# Elementary Number Theory and Its Application, 6th Edition by Kenneth H. Rosen Exercises 1.1.27

27. Show that the set of all numbers of the form $a+b\sqrt{2}$ where a and b are integers, is countable.

Solution: We shall first prove a proposition.
We assume that A is a non-empty set. Then the following are equivalent.
(a) A is countable
(b) there exists a surjection $f: \mathbb{Z^+} \rightarrow A$
(c) there exists an injection $g: A \rightarrow \mathbb{Z^+}$

Proof
$(a) \Rightarrow (b)$
If A is countably infinite, then there exists a bijection
$f: \mathbb{Z^+} \rightarrow A$
And then (b) follows
If A is finite, then there is a bijection
$h:\left \{ 1,...,n \right \} \rightarrow A$
For some n
Then the function $f: \mathbb{Z^+} \rightarrow A$ defined by
$f\left (i \right )=\left\{\begin{matrix} h\left (i \right ) & 1\leq i \leq n\\ h\left (n \right ) & i> n \end{matrix}\right.$
Is a surjection
$(b) \Rightarrow (c)$
We assume that $f: \mathbb{Z^+} \rightarrow A$ is a surjection. We claim that there is an injection $g: A \rightarrow \mathbb{Z^+}$
To define g we note that if
$a\epsilon A$
Then
$f^{-1}(\left \{a \right \})\neq \phi$
Hence, we set
$g(a)=min f^{-1}(\left \{a \right \})$
Now we note that if
$a \neq a'$
Then
$f^{-1}(\left \{ a \right \})\bigcap f^{-1}(\left \{ a' \right \})=\phi$
Implies
$min f^{-1}(\left \{ a \right \})\neq min f^{-1}(\left \{ a' \right \})$
Hence
$g(a)\neq g(a')$
And $g: A \rightarrow \mathbb{Z^+}$ is an injection
$(c) \Rightarrow (a)$
We assume that $g: A \rightarrow \mathbb{Z^+}$ is an injection.
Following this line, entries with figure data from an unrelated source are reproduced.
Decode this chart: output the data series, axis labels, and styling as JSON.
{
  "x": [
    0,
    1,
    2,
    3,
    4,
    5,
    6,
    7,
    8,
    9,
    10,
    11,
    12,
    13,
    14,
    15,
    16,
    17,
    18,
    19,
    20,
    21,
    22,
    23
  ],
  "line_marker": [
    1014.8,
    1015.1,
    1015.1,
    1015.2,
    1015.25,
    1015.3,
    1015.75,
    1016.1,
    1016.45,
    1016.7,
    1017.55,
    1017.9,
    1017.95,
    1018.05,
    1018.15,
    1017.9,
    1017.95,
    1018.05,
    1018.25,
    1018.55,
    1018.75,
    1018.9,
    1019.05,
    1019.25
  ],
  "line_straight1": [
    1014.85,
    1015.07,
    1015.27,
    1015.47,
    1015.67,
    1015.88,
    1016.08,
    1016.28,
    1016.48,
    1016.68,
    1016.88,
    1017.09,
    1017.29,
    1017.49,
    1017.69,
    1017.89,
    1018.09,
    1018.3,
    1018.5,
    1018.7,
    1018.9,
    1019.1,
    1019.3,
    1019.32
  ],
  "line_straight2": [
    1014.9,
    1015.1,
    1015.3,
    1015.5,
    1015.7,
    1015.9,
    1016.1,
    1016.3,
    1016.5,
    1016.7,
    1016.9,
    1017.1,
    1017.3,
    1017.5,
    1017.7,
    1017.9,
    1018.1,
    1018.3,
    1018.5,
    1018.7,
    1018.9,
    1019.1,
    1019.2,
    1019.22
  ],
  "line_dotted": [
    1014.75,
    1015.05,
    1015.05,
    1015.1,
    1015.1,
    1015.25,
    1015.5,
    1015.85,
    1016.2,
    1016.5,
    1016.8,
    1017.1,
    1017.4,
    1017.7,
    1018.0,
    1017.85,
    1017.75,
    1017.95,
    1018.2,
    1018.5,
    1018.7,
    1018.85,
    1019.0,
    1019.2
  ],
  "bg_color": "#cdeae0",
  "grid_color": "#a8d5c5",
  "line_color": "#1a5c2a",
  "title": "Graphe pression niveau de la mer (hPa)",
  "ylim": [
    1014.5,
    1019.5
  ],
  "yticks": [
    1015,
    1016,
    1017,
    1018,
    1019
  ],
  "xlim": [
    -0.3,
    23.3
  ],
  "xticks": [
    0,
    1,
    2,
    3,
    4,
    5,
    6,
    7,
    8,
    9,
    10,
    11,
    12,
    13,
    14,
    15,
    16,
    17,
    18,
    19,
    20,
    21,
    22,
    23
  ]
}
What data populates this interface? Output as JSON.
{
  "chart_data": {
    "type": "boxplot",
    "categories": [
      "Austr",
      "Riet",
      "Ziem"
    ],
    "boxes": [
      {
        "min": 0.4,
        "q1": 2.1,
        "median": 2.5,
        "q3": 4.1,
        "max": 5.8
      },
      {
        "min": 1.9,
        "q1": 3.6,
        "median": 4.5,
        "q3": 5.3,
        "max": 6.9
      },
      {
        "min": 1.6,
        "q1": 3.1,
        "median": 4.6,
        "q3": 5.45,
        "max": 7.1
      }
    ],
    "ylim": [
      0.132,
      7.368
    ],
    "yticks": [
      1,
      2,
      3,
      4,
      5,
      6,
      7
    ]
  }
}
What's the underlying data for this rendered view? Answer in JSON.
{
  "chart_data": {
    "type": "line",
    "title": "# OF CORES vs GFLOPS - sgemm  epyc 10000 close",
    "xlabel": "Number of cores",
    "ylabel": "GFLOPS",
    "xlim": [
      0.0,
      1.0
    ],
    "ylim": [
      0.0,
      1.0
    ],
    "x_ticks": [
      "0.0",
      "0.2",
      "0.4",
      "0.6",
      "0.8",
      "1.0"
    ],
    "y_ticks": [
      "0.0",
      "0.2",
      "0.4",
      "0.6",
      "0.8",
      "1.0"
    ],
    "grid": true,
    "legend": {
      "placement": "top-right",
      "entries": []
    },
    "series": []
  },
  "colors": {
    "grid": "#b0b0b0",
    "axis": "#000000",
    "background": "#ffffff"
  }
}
We want to show that A is countable.
Since
$g:A \rightarrow g(A)$
Is a bijection and
$g(A)\subset \mathbb{Z^+}$
That is, the subset of a countable set is countable.
So, A is countable.
This ends the proposition.
We now show that the set of all numbers of the form $a+b\sqrt{2}$ where a,b are integers, is countable.
By the above proposition it suffices to construct an injective function
$f:\mathbb{Z^+}\times \mathbb{Z^+} \rightarrow \mathbb{Z^+}$
We define it as
$f(a,b)=2^a3^b$
We assume that
$2^a3^b=2^c3^d$
If
a<c
Then
$3^b=2^{c-a}3^d$
The left side of this equality is an odd number where as the right side is an even number implying
a=c
And
$3^b=3^d$
Then also
b=d
Hence, f is injective and so set of all numbers of the form $a+b\sqrt{2}$ where a,b are integers, is countable.